Research - Gemütlichkeit Projekt

German-speaking sociologists generally divide social relations between Gemeinschaft [informal communities and sub-cultures] and Gesellschaft [hierarchical rule and norm-based society]. The Gemeinschaft-Gesellschaft dichotomy helps make sense of how people live together, but it is also problematic because it reduces everyday life’s complexity to a set of predetermined values. For example, the sense of togetherness, which is a subjective feeling that permeates culture, cannot be accurately categorised as a component of either Gemeinschaft or Gesellschaft.

The Gemütlichkeit Projekt examines the cultural meanings and social practises of Austrian Gemütlichkeit [social connection and coziness]. For many Austrians, Gemütlichkeit is a defining characteristic of their culture. Hence a recent Austrian tourism campaign, ‘Gemütlichkeit ist wohl alles zusammen’ [Comfort is being together], is a statement about what makes everyday life in Austria unique. Yet Gemütlichkeit is an abstract relation that cannot be quantified or qualified. So the Projekt will document how Gemütlichkeit exists outside the Gemeinschaft-Gesellschaft dichotomy. And it will explain the ways by which Gemütlichkeit relates to other abstract social practises, such as togetherness, solidarity and community-building. 


Gemutlichkeit in the Time of COVID-19

Research - Planning for the New Normal

After COVID-19, at least for a while, being with other people will be a luxury. Previously, sitting next to a stranger was taken for granted. Now it is a risk.

There is a possibility that social distance will be created by decreasing the size of public spaces — e.g. restaurants, cinemas, event sites, and even public transport. The drop in people per square metre could be 75%, which is so sparse that the company of others may be a frill. There is another possibility that liberal ideas about the division between public and private may be undone. What then remains is an expanded social space that does not have a lot of precedents. Therefore, design will have to break new ground.
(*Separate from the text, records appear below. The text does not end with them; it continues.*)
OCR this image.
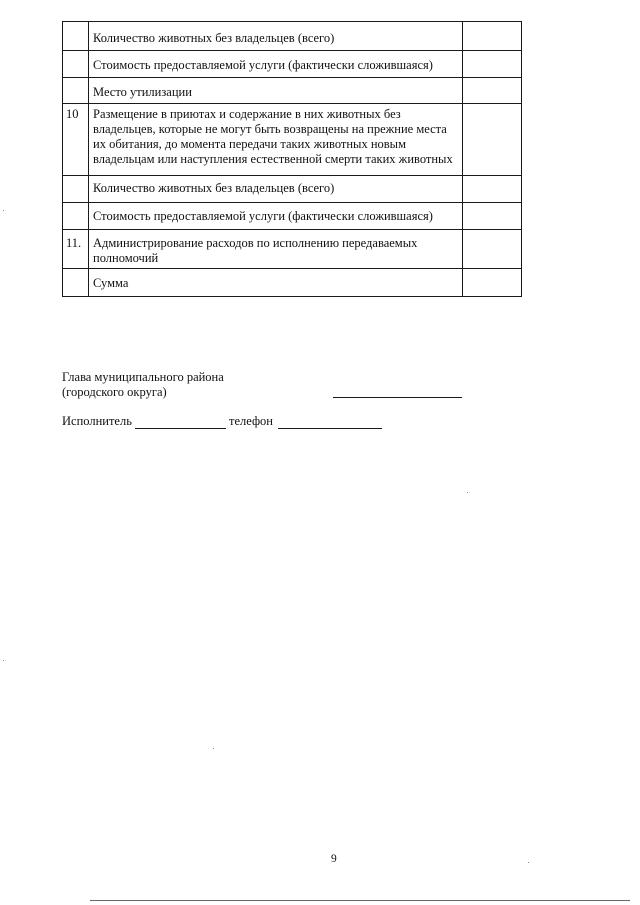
	Количество животных без владельцев (всего)	

	Стоимость предоставляемой услуги (фактически сложившаяся)	

	Место утилизации	

10	Размещение в приютах и содержание в них животных без владельцев, которые не могут быть возвращены на прежние места их обитания, до момента передачи таких животных новым владельцам или наступления естественной смерти таких животных	

	Количество животных без владельцев (всего)	

	Стоимость предоставляемой услуги (фактически сложившаяся)	

11.	Администрирование расходов по исполнению передаваемых полномочий	

	Сумма	

Глава муниципального района
(городского округа)
Исполнитель	телефон
9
In order to maintain social connections, the future will have to be designed for Gemütlichkeit and neighborship. For example, travel to far-off places may become unaffordable. In turn, local venues might have to adapt their programming so people can find calm and comfort closer to home. Some places, such as cafes, could become even more spaced-out, laid-back and salon-like. Similarly, cinemas and restaurants may occupy sprawling outdoor spaces where people can take life in at their leisure. If so, a model for this adaptation already exists in Vienna, where people spend entire days at wine bars in the vineyards that surround the city.

Some of the biggest social changes, especially in North America, are going to be in the home. New designs will have to allow for two opposing trends. The first is the shut-in economy, where people may never leave the house. The other will have to make sure that isolation is not a way of life. And it will be a challenge to balance the two.

In North America, changes in home design should include front porches that create a social transition between public and private. Likewise, towns can make larger social spaces within neighbourhoods by periodically closing roads so as to make way for cultural programming. Or in Europe, conviviality can be promoted by creating more green spaces that allow neighborship to spill out of the household.

Again, there is no alternative. But quarantines are only a meanwhile strategy, and something like normality will return. The question is whether the future will have more or less neighborship. As Camus (1960) says in The Plague, “It may seem a ridiculous idea, but the only way to fight the plague is with decency” (125).